THREE key Bolton organisations are coming together to launch a new university course that will teach how to care for people at the end of their lives.

The University of Bolton is working with Bolton Hospice and Bolton NHS Foundation Trust to launch the new course in palliative and end-of-life care, which will start in January.

This is the first course of its kind at the university and is also the first time they key institutions have worked together.

Students will learn the skills needed for end-of-life care in a hands on way — with much of the training taking place on-site at Bolton Hospice.

The first students will enrol in January — with both an undergraduate and post-graduate course available.

Dr Barbara Downes, who has worked for 20 years as a medical director at Bolton Hospice as well as working as a consultant in Palliative Medicine, spoke at the launch of the course this week.

She said: “People die and in their final year or so of life they will have ever increasing health and social care needs.

“While the hospital, the hospice and university to some extent have been providing education for a while — we are now celebrating the fact that the three organisations are coming together.”

Sian Russell is one of the lecturers who will be delivering the course to students.

She said: “We don’t like talking about death and dying, but it is actually everybody’s business and we are all affected by it at some point and the way we look after those people in our community is a great reflection of that community.”

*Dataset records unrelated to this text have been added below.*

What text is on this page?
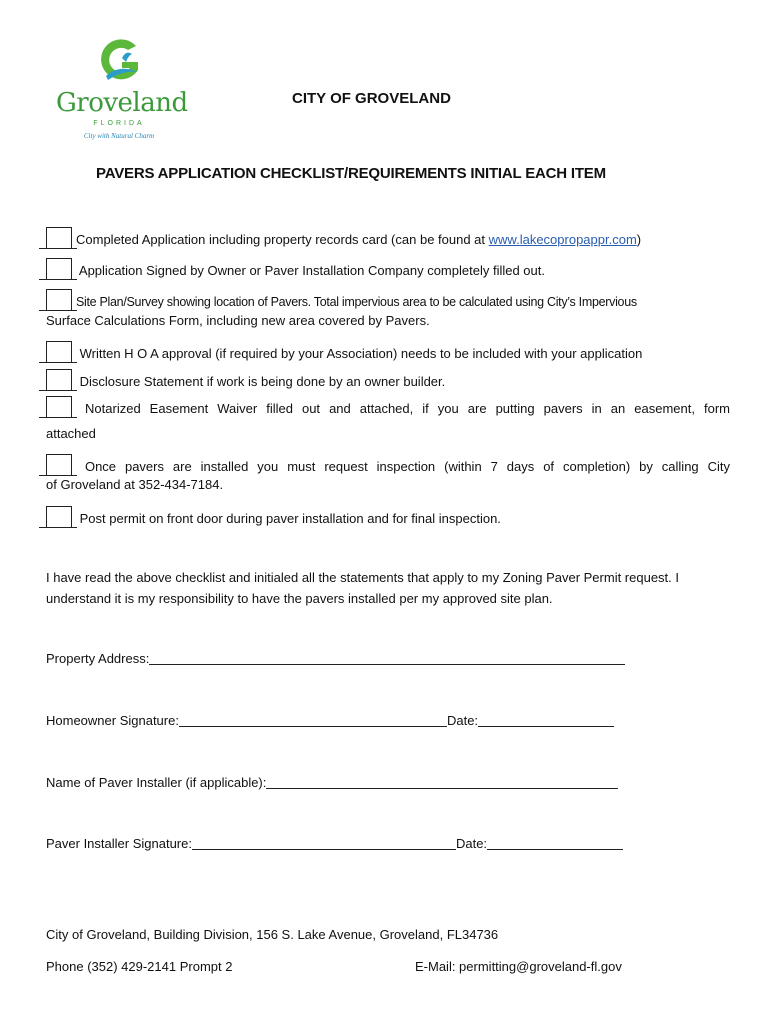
Groveland
FLORIDA
City with Natural Charm
CITY OF GROVELAND
PAVERS APPLICATION CHECKLIST/REQUIREMENTS INITIAL EACH ITEM
Completed Application including property records card (can be found at www.lakecopropappr.com)
Application Signed by Owner or Paver Installation Company completely filled out.
Site Plan/Survey showing location of Pavers. Total impervious area to be calculated using City’s Impervious
Surface Calculations Form, including new area covered by Pavers.
Written H O A approval (if required by your Association) needs to be included with your application
Disclosure Statement if work is being done by an owner builder.
Notarized Easement Waiver filled out and attached, if you are putting pavers in an easement, form
attached
Once pavers are installed you must request inspection (within 7 days of completion) by calling City
of Groveland at 352-434-7184.
Post permit on front door during paver installation and for final inspection.
I have read the above checklist and initialed all the statements that apply to my Zoning Paver Permit request. I understand it is my responsibility to have the pavers installed per my approved site plan.
Property Address:
Homeowner Signature:	Date:
Name of Paver Installer (if applicable):
Paver Installer Signature:	Date:
City of Groveland, Building Division, 156 S. Lake Avenue, Groveland, FL34736
Phone (352) 429-2141 Prompt 2	E-Mail: permitting@groveland-fl.gov
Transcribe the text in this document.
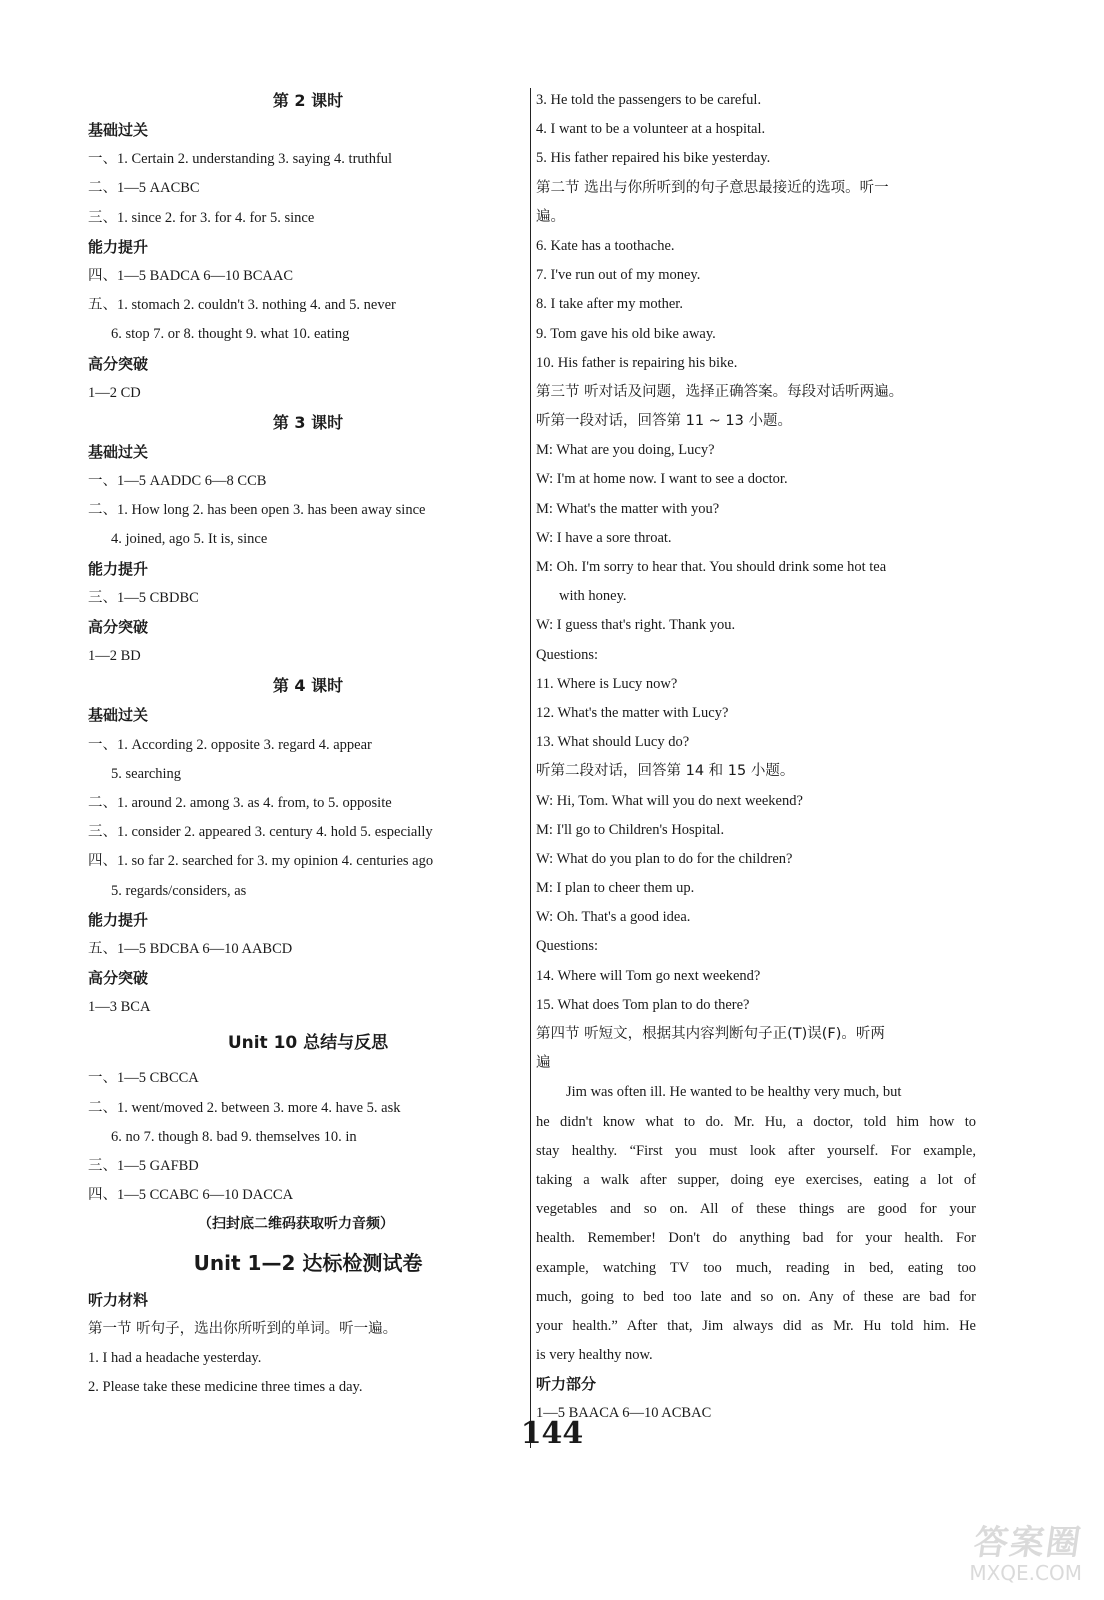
第 2 课时
基础过关
一、1. Certain 2. understanding 3. saying 4. truthful
二、1—5 AACBC
三、1. since 2. for 3. for 4. for 5. since
能力提升
四、1—5 BADCA 6—10 BCAAC
五、1. stomach 2. couldn't 3. nothing 4. and 5. never
6. stop 7. or 8. thought 9. what 10. eating
高分突破
1—2 CD
第 3 课时
基础过关
一、1—5 AADDC 6—8 CCB
二、1. How long 2. has been open 3. has been away since
4. joined, ago 5. It is, since
能力提升
三、1—5 CBDBC
高分突破
1—2 BD
第 4 课时
基础过关
一、1. According 2. opposite 3. regard 4. appear
5. searching
二、1. around 2. among 3. as 4. from, to 5. opposite
三、1. consider 2. appeared 3. century 4. hold 5. especially
四、1. so far 2. searched for 3. my opinion 4. centuries ago
5. regards/considers, as
能力提升
五、1—5 BDCBA 6—10 AABCD
高分突破
1—3 BCA
Unit 10 总结与反思
一、1—5 CBCCA
二、1. went/moved 2. between 3. more 4. have 5. ask
6. no 7. though 8. bad 9. themselves 10. in
三、1—5 GAFBD
四、1—5 CCABC 6—10 DACCA
（扫封底二维码获取听力音频）
Unit 1—2 达标检测试卷
听力材料
第一节 听句子，选出你所听到的单词。听一遍。
1. I had a headache yesterday.
2. Please take these medicine three times a day.
3. He told the passengers to be careful.
4. I want to be a volunteer at a hospital.
5. His father repaired his bike yesterday.
第二节 选出与你所听到的句子意思最接近的选项。听一
遍。
6. Kate has a toothache.
7. I've run out of my money.
8. I take after my mother.
9. Tom gave his old bike away.
10. His father is repairing his bike.
第三节 听对话及问题，选择正确答案。每段对话听两遍。
听第一段对话，回答第 11 ~ 13 小题。
M: What are you doing, Lucy?
W: I'm at home now. I want to see a doctor.
M: What's the matter with you?
W: I have a sore throat.
M: Oh. I'm sorry to hear that. You should drink some hot tea
with honey.
W: I guess that's right. Thank you.
Questions:
11. Where is Lucy now?
12. What's the matter with Lucy?
13. What should Lucy do?
听第二段对话，回答第 14 和 15 小题。
W: Hi, Tom. What will you do next weekend?
M: I'll go to Children's Hospital.
W: What do you plan to do for the children?
M: I plan to cheer them up.
W: Oh. That's a good idea.
Questions:
14. Where will Tom go next weekend?
15. What does Tom plan to do there?
第四节 听短文，根据其内容判断句子正(T)误(F)。听两
遍
Jim was often ill. He wanted to be healthy very much, but
he didn't know what to do. Mr. Hu, a doctor, told him how to
stay healthy. “First you must look after yourself. For example,
taking a walk after supper, doing eye exercises, eating a lot of
vegetables and so on. All of these things are good for your
health. Remember! Don't do anything bad for your health. For
example, watching TV too much, reading in bed, eating too
much, going to bed too late and so on. Any of these are bad for
your health.” After that, Jim always did as Mr. Hu told him. He
is very healthy now.
听力部分
1—5 BAACA 6—10 ACBAC
144
答案圈
MXQE.COM
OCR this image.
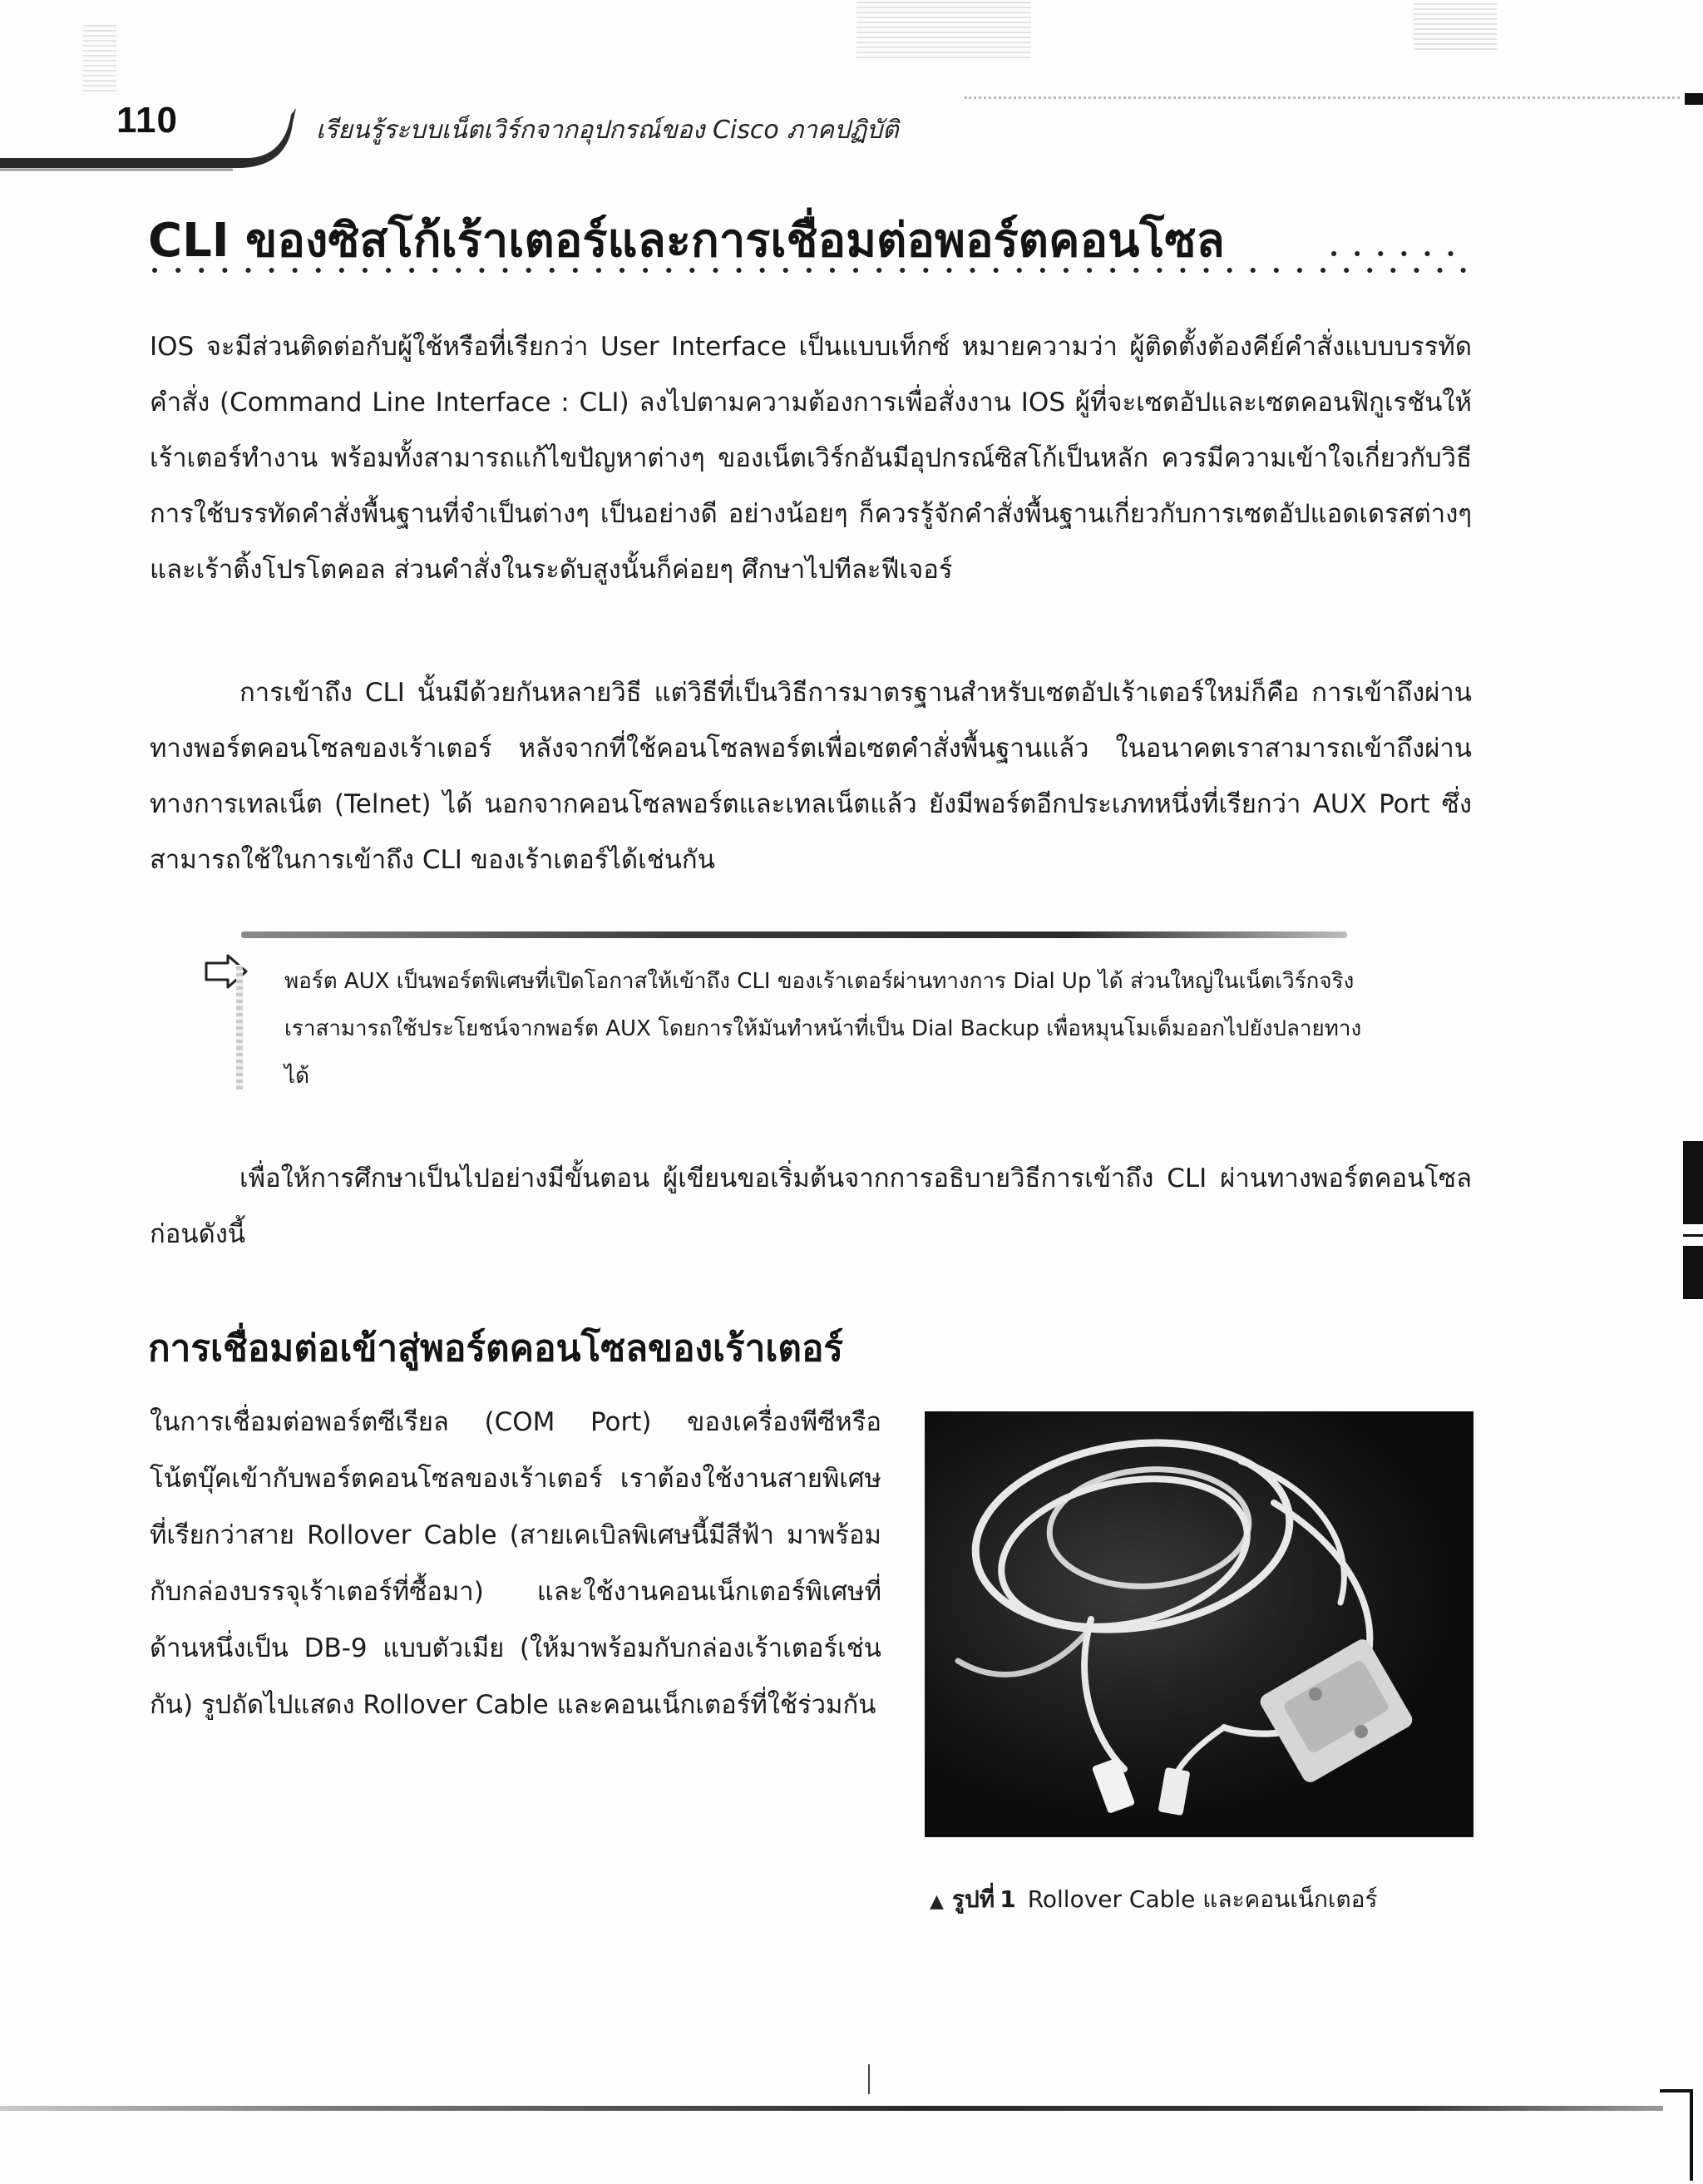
110	เรียนรู้ระบบเน็ตเวิร์กจากอุปกรณ์ของ Cisco ภาคปฏิบัติ
CLI ของซิสโก้เร้าเตอร์และการเชื่อมต่อพอร์ตคอนโซล

IOS จะมีส่วนติดต่อกับผู้ใช้หรือที่เรียกว่า User Interface เป็นแบบเท็กซ์ หมายความว่า ผู้ติดตั้งต้องคีย์คำสั่งแบบบรรทัดคำสั่ง (Command Line Interface : CLI) ลงไปตามความต้องการเพื่อสั่งงาน IOS ผู้ที่จะเซตอัปและเซตคอนฟิกูเรชันให้เร้าเตอร์ทำงาน พร้อมทั้งสามารถแก้ไขปัญหาต่างๆ ของเน็ตเวิร์กอันมีอุปกรณ์ซิสโก้เป็นหลัก ควรมีความเข้าใจเกี่ยวกับวิธีการใช้บรรทัดคำสั่งพื้นฐานที่จำเป็นต่างๆ เป็นอย่างดี อย่างน้อยๆ ก็ควรรู้จักคำสั่งพื้นฐานเกี่ยวกับการเซตอัปแอดเดรสต่างๆ และเร้าติ้งโปรโตคอล ส่วนคำสั่งในระดับสูงนั้นก็ค่อยๆ ศึกษาไปทีละฟีเจอร์

การเข้าถึง CLI นั้นมีด้วยกันหลายวิธี แต่วิธีที่เป็นวิธีการมาตรฐานสำหรับเซตอัปเร้าเตอร์ใหม่ก็คือ การเข้าถึงผ่านทางพอร์ตคอนโซลของเร้าเตอร์ หลังจากที่ใช้คอนโซลพอร์ตเพื่อเซตคำสั่งพื้นฐานแล้ว ในอนาคตเราสามารถเข้าถึงผ่านทางการเทลเน็ต (Telnet) ได้ นอกจากคอนโซลพอร์ตและเทลเน็ตแล้ว ยังมีพอร์ตอีกประเภทหนึ่งที่เรียกว่า AUX Port ซึ่งสามารถใช้ในการเข้าถึง CLI ของเร้าเตอร์ได้เช่นกัน

พอร์ต AUX เป็นพอร์ตพิเศษที่เปิดโอกาสให้เข้าถึง CLI ของเร้าเตอร์ผ่านทางการ Dial Up ได้ ส่วนใหญ่ในเน็ตเวิร์กจริงเราสามารถใช้ประโยชน์จากพอร์ต AUX โดยการให้มันทำหน้าที่เป็น Dial Backup เพื่อหมุนโมเด็มออกไปยังปลายทางได้

เพื่อให้การศึกษาเป็นไปอย่างมีขั้นตอน ผู้เขียนขอเริ่มต้นจากการอธิบายวิธีการเข้าถึง CLI ผ่านทางพอร์ตคอนโซลก่อนดังนี้

การเชื่อมต่อเข้าสู่พอร์ตคอนโซลของเร้าเตอร์

ในการเชื่อมต่อพอร์ตซีเรียล (COM Port) ของเครื่องพีซีหรือโน้ตบุ๊คเข้ากับพอร์ตคอนโซลของเร้าเตอร์ เราต้องใช้งานสายพิเศษที่เรียกว่าสาย Rollover Cable (สายเคเบิลพิเศษนี้มีสีฟ้า มาพร้อมกับกล่องบรรจุเร้าเตอร์ที่ซื้อมา) และใช้งานคอนเน็กเตอร์พิเศษที่ด้านหนึ่งเป็น DB-9 แบบตัวเมีย (ให้มาพร้อมกับกล่องเร้าเตอร์เช่นกัน) รูปถัดไปแสดง Rollover Cable และคอนเน็กเตอร์ที่ใช้ร่วมกัน

▲ รูปที่ 1 Rollover Cable และคอนเน็กเตอร์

Overseeing things will be Jane Howarth, Dean of the School of Health and Human Sciences, who said the ‘Palliative Education Alliance’ represents a “great opportunity.”

She said: “This is a chance to improve the education of care workers and qualified nurses and doctors around end of life and with improved education we can have improved outcomes for the local community.

“We are starting with a programme in January and are now just putting the final touches to the modules of study.”

The course launch was held in the same week that a new study found that the UK has the best end-of-life care in the UK.

Dr Leigh Vallance, chief executive of Bolton Hospice said that the new partnership can build on the success of the hospice movement.

She said: “We come first in the world in palliative care because of the hospice movement — its the partnership between the hospice, the hospital and the local community that makes it special and I think we have a duty to share that further.

“This is all about spreading that knowledge and we have the expertise in the hospice — but it is important that people will be able to come and learn within the hospice environment, we can transmit the very essence of the hospice.”